Par sa dépendance croissante aux hydrocarbures importés, la Tunisie risque de subir une dégradation de ses comptes extérieurs en cas de hausse durable des prix mondiaux de l’énergie. Alors que sa consommation de produits pétroliers et de gaz naturel atteignent des niveaux historiquement élevés, et que son taux d’indépendance énergétique s’est dégradé depuis trois décennies jusqu’à tomber à 35% en 2025 (graphique ci-joint), la Tunisie a dû importer ces dernières années des volumes croissants d’hydrocarbures qui ont alourdi sa facture énergétique externe (env. 14 Mds DT/an depuis 2022, soit 7% du PIB), qui représentait plus de la moitié du déficit commercial en 2025, ce qui accentue la vulnérabilité de la balance des paiements à un choc sur les prix énergétiques.
Sur la base des volumes d’hydrocarbures (gaz naturel, pétrole brut et produits raffinés) importés en 2025, des simulations montrent qu’un choc durable aurait un impact significatif sur le solde courant, que l’on peut estimer entre 0,5 point de PIB (avec un baril à 80$ en moyenne sur l’année mais sans hausse de prix du gaz) et 2,5 points de PIB (avec un baril à 100$ et une hausse de 25% de la facture de gaz naturel) ; toutes choses égales par ailleurs, les réserves de change perdraient l’équivalent de 4 à 20 jours d’importations.
Certains leviers pourraient être actionnés pour atténuer ces effets sur le niveau des réserves, comme une modération des importations de certains produits ou la mobilisation de nouveaux emprunts en devises. A contrario, ces scenarios seraient aggravés par certains effets de second tour, tels qu’une dépréciation du dinar par rapport au dollar, suite au creusement du déficit courant et à la baisse des réserves, ou encore en cas de baisse des recettes touristiques en devises qui résulterait d’un ralentissement du tourisme international.

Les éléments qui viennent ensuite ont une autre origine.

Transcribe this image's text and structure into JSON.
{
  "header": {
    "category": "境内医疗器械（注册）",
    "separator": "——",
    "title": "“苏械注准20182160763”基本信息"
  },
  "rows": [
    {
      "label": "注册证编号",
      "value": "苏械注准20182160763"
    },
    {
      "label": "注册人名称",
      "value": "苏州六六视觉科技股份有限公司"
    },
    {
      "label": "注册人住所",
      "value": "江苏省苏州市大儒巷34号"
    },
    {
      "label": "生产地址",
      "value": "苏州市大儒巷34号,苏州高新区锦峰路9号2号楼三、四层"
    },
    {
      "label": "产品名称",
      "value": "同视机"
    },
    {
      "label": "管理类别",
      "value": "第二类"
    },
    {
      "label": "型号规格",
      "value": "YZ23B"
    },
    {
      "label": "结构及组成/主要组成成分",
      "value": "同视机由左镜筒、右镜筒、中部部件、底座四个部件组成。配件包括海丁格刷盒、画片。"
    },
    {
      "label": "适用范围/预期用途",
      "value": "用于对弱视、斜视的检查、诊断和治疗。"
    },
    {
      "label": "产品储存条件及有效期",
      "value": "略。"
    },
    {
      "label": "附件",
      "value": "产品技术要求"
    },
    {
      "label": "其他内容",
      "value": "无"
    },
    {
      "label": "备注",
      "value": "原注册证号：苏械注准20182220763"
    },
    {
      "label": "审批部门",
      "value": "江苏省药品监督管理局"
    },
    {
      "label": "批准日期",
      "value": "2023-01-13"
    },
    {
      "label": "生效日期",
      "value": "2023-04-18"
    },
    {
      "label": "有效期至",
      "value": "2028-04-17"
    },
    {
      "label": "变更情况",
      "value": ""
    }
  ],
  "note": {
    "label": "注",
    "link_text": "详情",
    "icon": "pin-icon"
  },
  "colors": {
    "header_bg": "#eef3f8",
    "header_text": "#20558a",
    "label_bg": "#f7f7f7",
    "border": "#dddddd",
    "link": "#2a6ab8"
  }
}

En raison du subventionnement par l’Etat des produits de base et de l’énergie, le déficit public pourrait se creuser en cas de hausse durable des prix de l’énergie et d’inflation importée. En effet, alors que la LFI 2026 est construite sur un prix annuel moyen du baril à 63$, 1$ de hausse supplémentaire génère un coût budgétaire de 162 M TND/an (environ 48 M€, soit 0,1 point de PIB). En conséquence, un scenario de Brent à 80$ pendant une année entrainerait un surcoût de dépenses publiques de 1,5 point de PIB, le déficit public passant alors de 5,9% du PIB dons inclus (prévision de la LFI) à 7,4% du PIB ; un scenario plus défavorable avec un prix moyen annuel à 100$ pourrait porter le déficit public jusqu’à à 9,1% sans autres mesures correctives.
Différentes mesures budgétaires pourraient réduire l’impact, comme une réduction temporaire du niveau de subventions à l’énergie, de nouvelles mesures de consolidation portant sur les recettes ou les dépenses, ou encore un lissage pluriannuel du paiement des subventions de compensation aux entreprises publiques du secteur énergétique. Par ailleurs, une inflation des prix alimentaires pèserait également sur les dépenses publiques via le système de subventions aux produits de base.
Si une éventuelle paralysie des échanges de biens entre le Golfe persique et la Tunisie n’aurait pas de conséquences majeures directes (ces pays ne représentent que 1,4% des exportations tunisiennes et 2,1% de ses importations en 2025, et ne lui fournissent pas de produits énergétiques), l’économie tunisienne pourrait cependant subir les effets logistiques et énergétiques de second tour d’une crise prolongée. En effet, la production d’électricité nationale repose à 94% sur le gaz naturel, dont les trois quarts sont importés d’Algérie.